Slowly we toiled on up the picturesque little glen for nearly a mile and a half. Its beauties were extraordinary, and the silence was unbroken save for the musical ripple of the water over the stones. Hidden there in the center of that great wood, no one had visited it perhaps for years, not even the keepers, for no path led there, and by reason of the tangle of briars and bush it was utterly ungetatable. Indeed, it had ruined our clothes to search there, and as we went on with so many windings and turns we became utterly out of our bearings. We knew ourselves to be in the center of the wood, but that was all.
The sun had set, and the sky above showed the crimson of the distant afterglow, warning us that it was time we began to think of how to make our exit.

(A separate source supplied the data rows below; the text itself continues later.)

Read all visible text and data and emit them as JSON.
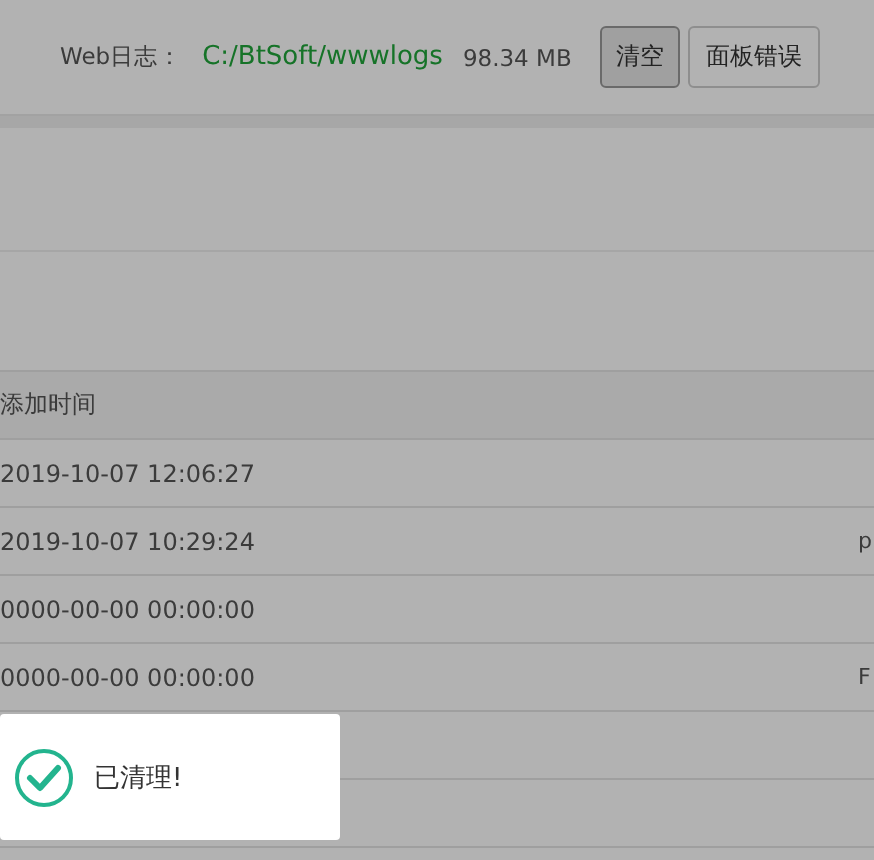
{
  "log_bar": {
    "label": "Web日志：",
    "path": "C:/BtSoft/wwwlogs",
    "size": "98.34 MB",
    "buttons": [
      "清空",
      "面板错误"
    ]
  },
  "table": {
    "columns": [
      "添加时间"
    ],
    "rows": [
      {
        "time": "2019-10-07 12:06:27"
      },
      {
        "time": "2019-10-07 10:29:24",
        "column_2": "p"
      },
      {
        "time": "0000-00-00 00:00:00"
      },
      {
        "time": "0000-00-00 00:00:00",
        "column_2": "F"
      },
      {},
      {}
    ]
  },
  "toast": {
    "kind": "success",
    "message": "已清理!"
  }
}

We were passing around a sharp bend in the glen where the boulders were so thickly moss-grown that our feet fell noiselessly, when I thought I heard a voice, and raising my hand we both halted suddenly.
“Someone is there,” I whispered quickly. “Behind that rock.” She nodded in the affirmative, for she, too, had heard the voice.
We listened, but the sound was not repeated. That someone was on the other side of the rock I knew, for in a tree in the vicinity a thrush was hopping from twig to twig, sounding its alarm-cry and objecting to being disturbed.
Therefore we crept silently forward together to ascertain who were the intruders. The only manner, however, in which to get a view beyond the huge rock that, having fallen across the stream centuries ago, had diverted its channel, was to clamber up its mossy sides to the summit. This we did eagerly and breathlessly, without betraying our presence by the utterance of a single word.
To reach the side of the boulder we were compelled to walk through the shallow water, but Muriel, quite undaunted, sprang lithely along at my side, and with one accord we swarmed up the steep rock, gripping its slippery face with our hands and laying ourselves flat as we came to its summit.
Then together we peered over, just, however, in time to see two dark figures of men disappearing into the thicket on the opposite side of the glen.
“Who are they, I wonder?” I asked. “Do you recognize them?”
“No. They are entire strangers to me,” was her answer. “But they seem fairly well dressed. Perhaps two sportsmen from some shooting-party in the neighborhood. They’ve lost their way most probably.”
“But I don’t think they carried guns,” I said. “One of them had something over his shoulder?”
“Wasn’t it a gun? I thought it was.”
“No, he wasn’t carrying it like he’d carry a gun. It was short—and seemed more like a spade.”
“A spade!” she gasped quickly in a low voice. “A spade! Are you certain of that?”
“No, not at all certain. We only had an instantaneous glance of them. We were unfortunately too late to see them face to face.”